二十八話 その壊れ方、絶対おかしいでしょ

「皆さん、良いですか? 演奏とは芸術、歌唱とは自己表現。なら音楽とは。そう、心の安らぎオアシスです。悲しい時、寂しい時、楽しい時、ふとした時もそう。音楽は人の心を豊かにしてくれます」


 何の代わり映えも無く、何度も繰り返した学園生活が始まった。秋晴れの続く毎日も、見慣れた登場人物達も、いつもと同じだ。


「それでは自由に自分を表現してみましょう。さあ、バイオリンを持ってください」


「「「はい!」」」


 私は今、芸術の講義を受けているところだ。

 それにしても今更弦楽器の演奏なんて、貴族や富裕層の間では出来て当たり前なのに。まぁ、来週に行われる演奏会の為に、各教室の代表生徒を精査しているのだろう。


「アンスリア様のバイオリン、とても素敵な装飾をしていらっしゃいますわね」


 譜面を捲る中、隣に座るジェニファーさんが声を掛けてくる。それは一つの事象が始まる警笛。
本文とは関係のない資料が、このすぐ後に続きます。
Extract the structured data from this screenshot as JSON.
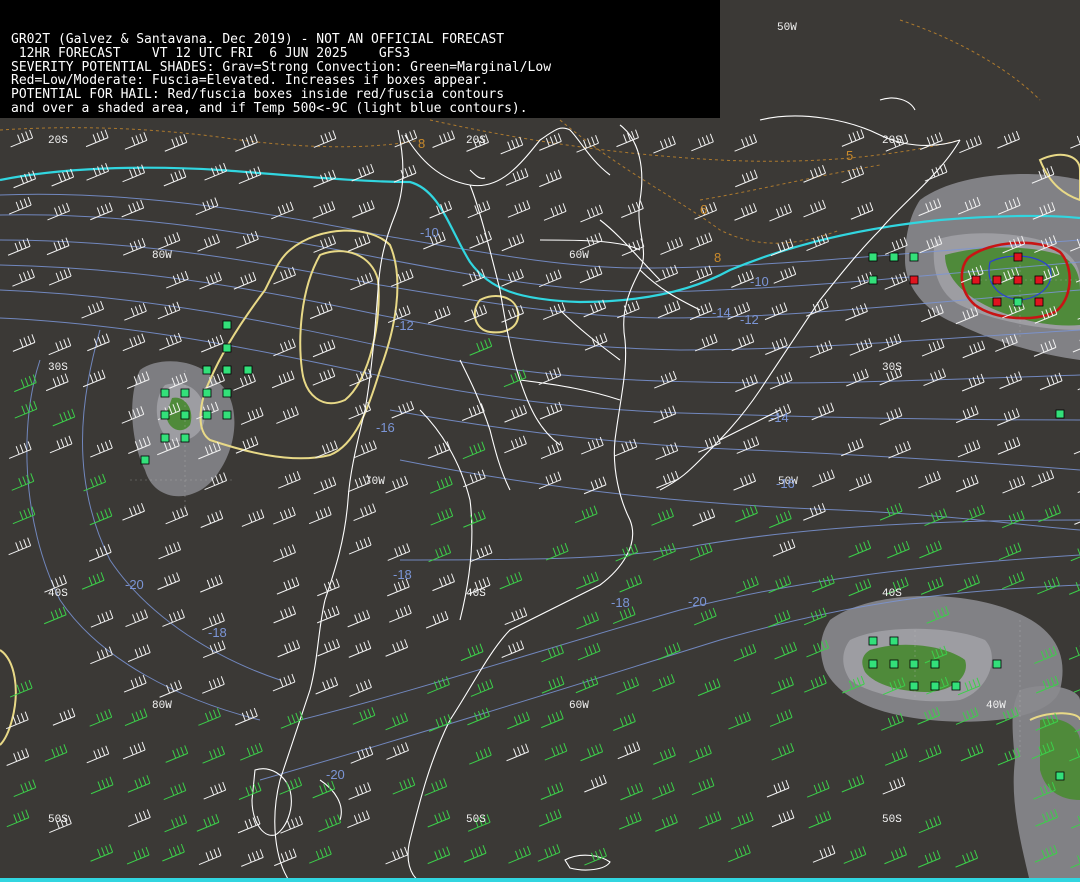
{
  "header": {
    "line1": "GR02T (Galvez & Santavana. Dec 2019) - NOT AN OFFICIAL FORECAST",
    "line2": " 12HR FORECAST    VT 12 UTC FRI  6 JUN 2025    GFS3",
    "line3": "SEVERITY POTENTIAL SHADES: Grav=Strong Convection: Green=Marginal/Low",
    "line4": "Red=Low/Moderate: Fuscia=Elevated. Increases if boxes appear.",
    "line5": "POTENTIAL FOR HAIL: Red/fuscia boxes inside red/fuscia contours",
    "line6": "and over a shaded area, and if Temp 500<-9C (light blue contours)."
  },
  "grid_labels": {
    "lon_50w_top": "50W",
    "lat_20s_left": "20S",
    "lat_20s_mid": "20S",
    "lat_20s_right": "20S",
    "lon_80w_a": "80W",
    "lon_60w_a": "60W",
    "lat_30s_left": "30S",
    "lat_30s_right": "30S",
    "lon_70w": "70W",
    "lon_50w_mid": "50W",
    "lat_40s_left": "40S",
    "lat_40s_mid": "40S",
    "lat_40s_right": "40S",
    "lon_80w_b": "80W",
    "lon_60w_b": "60W",
    "lon_40w": "40W",
    "lat_50s_left": "50S",
    "lat_50s_mid": "50S",
    "lat_50s_right": "50S"
  },
  "temp_labels": {
    "t1": "-20",
    "t2": "-18",
    "t3": "-18",
    "t4": "-16",
    "t5": "-14",
    "t6": "-12",
    "t7": "-10",
    "t8": "-12",
    "t9": "-18",
    "t10": "-20",
    "t11": "-20",
    "t12": "-16",
    "t13": "-14",
    "t14": "-10"
  },
  "height_labels": {
    "h1": "8",
    "h2": "6",
    "h3": "8",
    "h4": "5"
  },
  "colors": {
    "background": "#3b3936",
    "coastline": "#ffffff",
    "temp_contour": "#7b95d6",
    "cold_contour": "#31d6e0",
    "height_contour": "#c98a2c",
    "yellow_contour": "#e8d987",
    "gray_shade": "#8a8a8e",
    "green_shade": "#4f8a3a",
    "green_box": "#33e07a",
    "red_box": "#e0141e",
    "red_contour": "#c81414",
    "wind_barb_white": "#f2f2f2",
    "wind_barb_green": "#3ccf4a"
  }
}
 何度も体験した流れだ。決まってこの後はジェニファーさんがこう尋ねてくる。


「どちらのお店でご購入されたんですか? 偶然なのですが、私バイオリンをもう一挺持っておきたかったんです」


「そう、誉めてもらえて良かったわ。確かこのバイオリンは……」


 ここで私が教えても教えなくても、結果は変わらない。ジェニファーさんは必ず手に入れて来る。そして演奏会の代表候補生に選ばれる私を蹴落とす為、一芝居を打つのだ。


 でも残念ね。そんな事をして私を脱落させたところで、貴女が舞台に立つ未来は無いの。だって三人目の代表候補生が勝ち取るのだから。

 そう。あの人が……。


「素晴らしい! 貴女の奏でる旋律は本当に美しいですね、ルールカさん」


「ベラドンナ先生にそう言って頂けるなんて、誠に光栄ですわ」


 それはルールカ・ミュア・バルモーデン辺境伯令嬢。一つ結びにされた赤茶色の髪を肩から流し、清楚で物静かな印象の典型的なお嬢様。

 学園内でも私に次ぐ魔法学の成績を誇り、主に治癒術を得意とする事から聖女の再来等と噂されている人物だ。

 あの演奏技術だって大したものだわ。私は元の世界に居た頃からピアノとバイオリンを習っていたけれど、彼女にだけは勝てる自信が無いもの。


「ちっ、あの女狐が。絶対に化けの皮を剥いでやるわ」


 爪を噛みながら嫉妬に狂うジェニファーさん。突き刺すように睨み付けるその先は、明らかにルールカさんだった。

 でもおかしい。私の記憶の中でその台詞は覚えが無い。もしかしたら、単に忘れているだけなのかしら。


 ━ヴェロニカ邸・寝室━


 その日の夜、いつもの如くカウチソファに寝そべる私。

 何かが好転する事を期待していた学園生活。

 また訪れるであろう苦痛の日々。

 残念ながら、この先にある未来は後者のようだ。


 そう思えば思う程、身体とソファが密着していく。最近の私には気品エレガント何てものは無い。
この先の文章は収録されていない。